|Rockies hard-pressed to explain their hitting woes|
|Written by Admin|
|Friday, 26 October 2007 13:55|
His troublesome quadriceps is OK. No, something else is to blame for the leadoff man's 0-for-7 slump in the World Series.
Yet even Taveras can't say for sure what the problem is.
``I'm putting a good swing on the ball. It's just a little bit wrong,'' Taveras said Friday.
That explanation could apply to all of the Colorado Rockies hitters not named Matt Holliday.
``We're not too far off,'' outfielder Ryan Spilborghs said. ``We're a good hitting team.''
Not lately, though.
The Rockies led the NL with a .280 batting average, but have managed just two runs in losing the first two games to Boston. Colorado is hitting .180 as a team heading into Game 3 on Saturday night at Coors Field.
Perhaps a change is in order?
``I'm thinking through some things,'' manager Clint Hurdle said. ``Anytime we get challenged offensively, you always need to rethink things and look at your options.''
The Rockies could possibly move Kaz Matsui up a spot to lead off and slide shortstop Troy Tulowitzki into the No. 2 slot. That's what the team did when Taveras missed time at the end of the season with his quadriceps injury.

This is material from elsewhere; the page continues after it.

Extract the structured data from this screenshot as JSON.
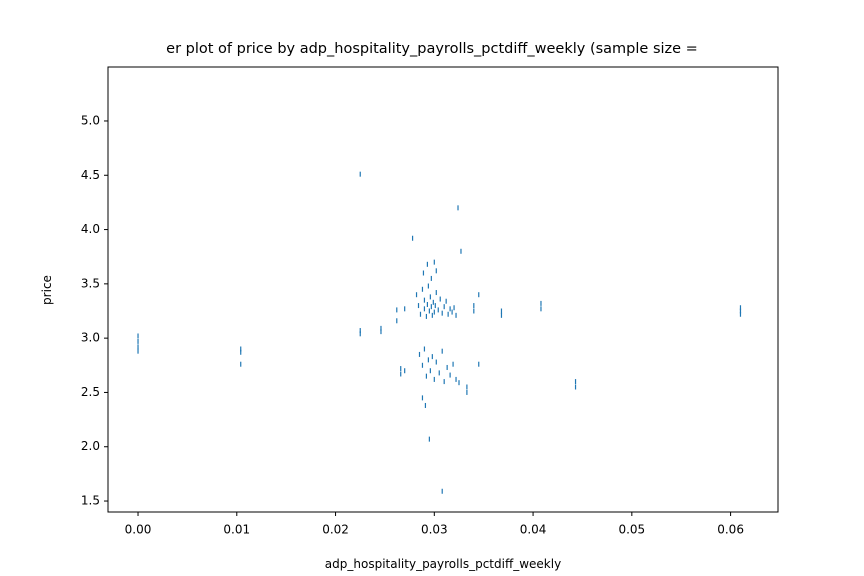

But Taveras doesn't think a lineup change is necessary. He thinks the Rockies should keep the lineup the same. He likes the speed he and Matsui bring to the top of the lineup.
``This has worked before,'' said Taveras, who's hitting .120 in the postseason. ``This can work. We have a lot of guys who can hit.''
Hard to tell since their eight-day layoff leading into the Series. The Rockies have struck out 22 times in the first two games of the series.
The Rockies simply couldn't replicate Red Sox aces Josh Beckett and Curt Schilling through simulated games.
``There's only so much you can do,'' Rockies hitting coach Alan Cockrell said of the time off. ``There's nothing like going out and playing. But we're very close. Very, very close to getting our timing and rhythm back.''
Spilborghs said he thinks the team just needs a hit off the end of the bat that falls in, or a broken-bat single, or anything else to break loose.
``We don't need it to pad our egos, just to get something going,'' said Spilborghs, who struck out three times looking in Game 2. ``Just something.''
Said Garrett Atkins: ``We're one good inning away from getting our confidence back offensively. We're going to need a big inning to get back in this series.''
The Rockies aren't accustomed to a losing streak. They had won 21 of 22 coming into the World Series. The team hadn't lost consecutive road games since Aug. 27-28 at San Francisco.
``It's a little shocking,'' Tulowitzki said. ``You don't now how to react now. We became used to winning and used to shaking hands, coming into the clubhouse and playing music and celebrating after wins. To come in and have it dead quiet? It's like, 'Hey, what's going on here?' It's definitely different.''
Yet he doesn't have any easy solutions for the team's hitting woes.
``If I did, I'd let these guys know what the trick was. Hopefully, we can get our bats going and make it a series here,'' he said.
Matsui had a simplistic explanation for Colorado's recent struggles.
``Sometimes, we can hit,'' he said through a translator. ``Sometimes, we can't. No team hits all the time.''
At this point, the Rockies would settle for some of the time.